Protests in the Canary Islands where thousands demanded more sustainable tourism. Pictured: demonstration in Arrecife, Lanzarote | Photo: Adriel Perdomo

| Palma |

President Marga Prohens has been in Brussels. She addressed the European Committee of the Regions on Tuesday. Tourism leadership, she observed, “can no longer be measured solely in numbers, because having more visitors, more hotel beds, or more flights is no longer synonymous with success”. Hallelujah!

Someone not obsessed with numbers and reaching for records year after year. Not that it was ever thus. Where was she in 2023 when an additional 1.3 million tourists were a matter for concern, not for boasting about records? The Damascene conversion occurred the following spring.

Congested roads and the natives protesting in the Canaries brought the horrified realisation that all the rot about sustainability is just that if another 900,000 tourists are heaped on; as they were to be in 2024.

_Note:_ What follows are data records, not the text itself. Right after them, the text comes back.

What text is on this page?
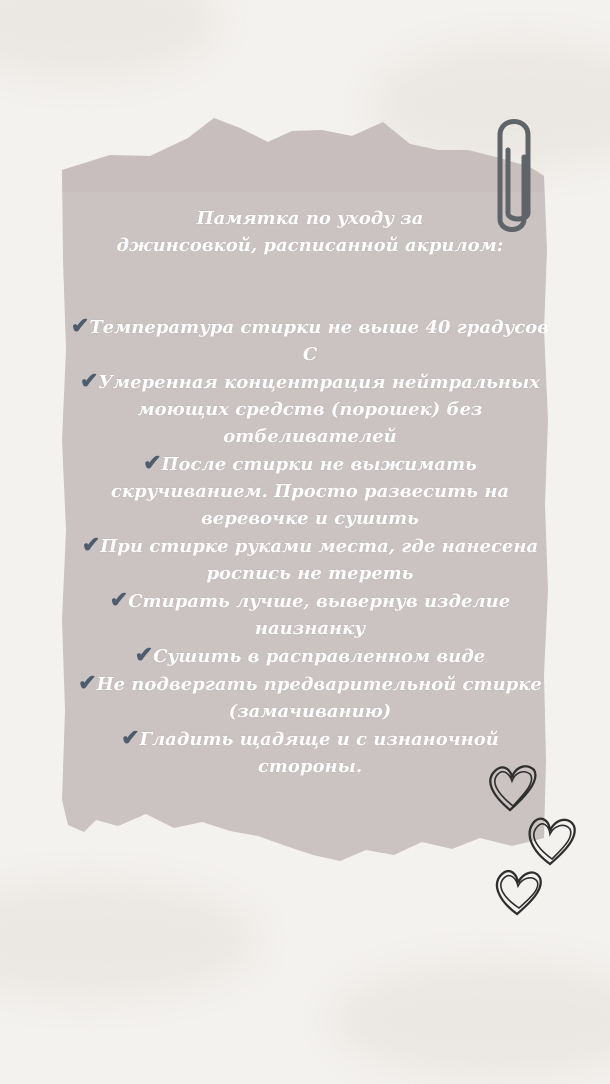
Памятка по уходу за
джинсовкой, расписанной акрилом:
✔Температура стирки не выше 40 градусов
С
✔Умеренная концентрация нейтральных
моющих средств (порошек) без
отбеливателей
✔После стирки не выжимать
скручиванием. Просто развесить на
веревочке и сушить
✔При стирке руками места, где нанесена
роспись не тереть
✔Стирать лучше, вывернув изделие
наизнанку
✔Сушить в расправленном виде
✔Не подвергать предварительной стирке
(замачиванию)
✔Гладить щадяще и с изнаночной
стороны.
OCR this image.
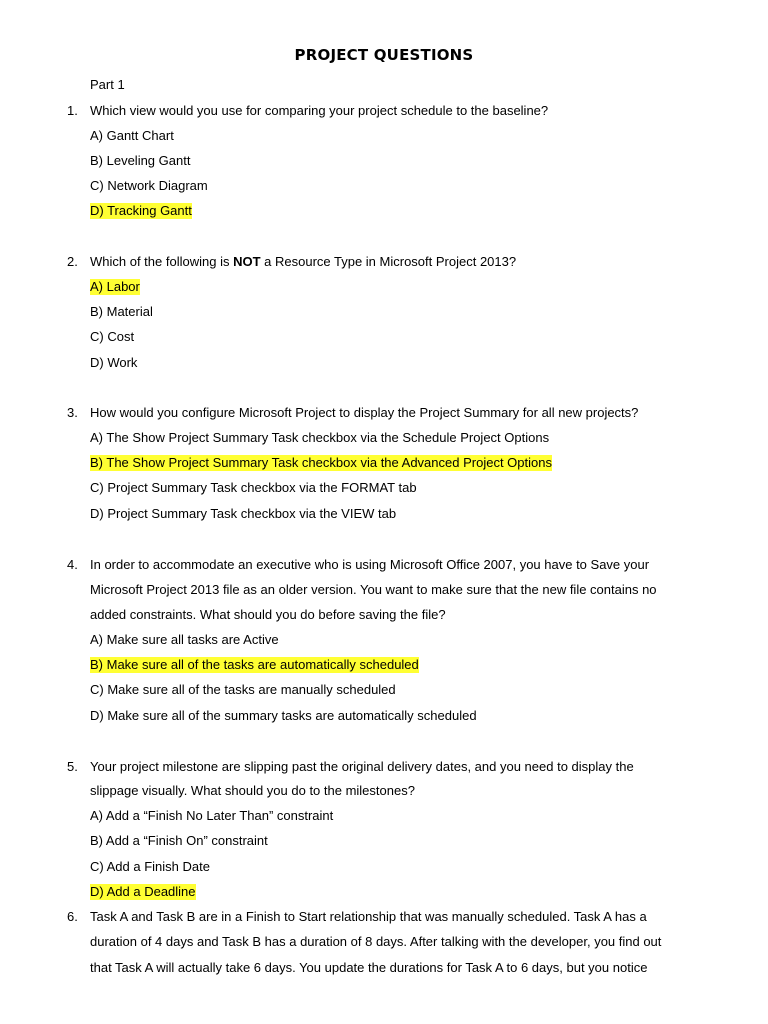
PROJECT QUESTIONS
Part 1
1. Which view would you use for comparing your project schedule to the baseline?
A) Gantt Chart
B) Leveling Gantt
C) Network Diagram
D) Tracking Gantt
2. Which of the following is NOT a Resource Type in Microsoft Project 2013?
A) Labor
B) Material
C) Cost
D) Work
3. How would you configure Microsoft Project to display the Project Summary for all new projects?
A) The Show Project Summary Task checkbox via the Schedule Project Options
B) The Show Project Summary Task checkbox via the Advanced Project Options
C) Project Summary Task checkbox via the FORMAT tab
D) Project Summary Task checkbox via the VIEW tab
4. In order to accommodate an executive who is using Microsoft Office 2007, you have to Save your
Microsoft Project 2013 file as an older version. You want to make sure that the new file contains no
added constraints. What should you do before saving the file?
A) Make sure all tasks are Active
B) Make sure all of the tasks are automatically scheduled
C) Make sure all of the tasks are manually scheduled
D) Make sure all of the summary tasks are automatically scheduled
5. Your project milestone are slipping past the original delivery dates, and you need to display the
slippage visually. What should you do to the milestones?
A) Add a “Finish No Later Than” constraint
B) Add a “Finish On” constraint
C) Add a Finish Date
D) Add a Deadline
6. Task A and Task B are in a Finish to Start relationship that was manually scheduled. Task A has a
duration of 4 days and Task B has a duration of 8 days. After talking with the developer, you find out
that Task A will actually take 6 days. You update the durations for Task A to 6 days, but you notice
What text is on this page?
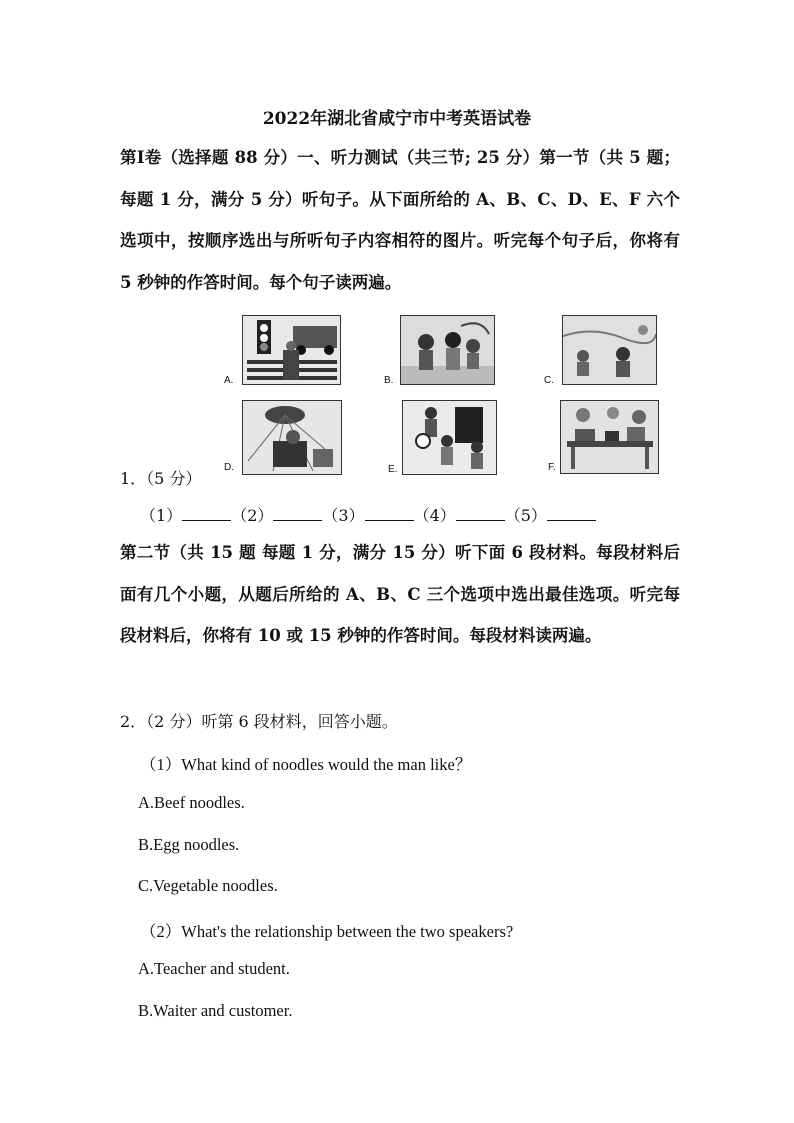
2022年湖北省咸宁市中考英语试卷

第Ⅰ卷（选择题 88 分）一、听力测试（共三节; 25 分）第一节（共 5 题；每题 1 分，满分 5 分）听句子。从下面所给的 A、B、C、D、E、F 六个选项中，按顺序选出与所听句子内容相符的图片。听完每个句子后，你将有 5 秒钟的作答时间。每个句子读两遍。

A.	B.	C.
D.	E.	F.
1．（5 分）
（1）	（2）	（3）	（4）	（5）

第二节（共 15 题 每题 1 分，满分 15 分）听下面 6 段材料。每段材料后面有几个小题，从题后所给的 A、B、C 三个选项中选出最佳选项。听完每段材料后，你将有 10 或 15 秒钟的作答时间。每段材料读两遍。

2．（2 分）听第 6 段材料，回答小题。
（1）What kind of noodles would the man like？
A.Beef noodles.
B.Egg noodles.
C.Vegetable noodles.
（2）What's the relationship between the two speakers?
A.Teacher and student.
B.Waiter and customer.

And so the president told the committee, members of which were unlikely to have been intimate with the realities of these islands, about the “unprecedented participatory process ... open to all citizens, to transform our model towards sustainability and the well-being of our residents”. Hmm. “Until now,” she went on, “we have let tourism shape our destinations”. It’s time to “define the tourism we want”. Yes, and this is something most of us agree with. But we have thus far seen precious little evidence.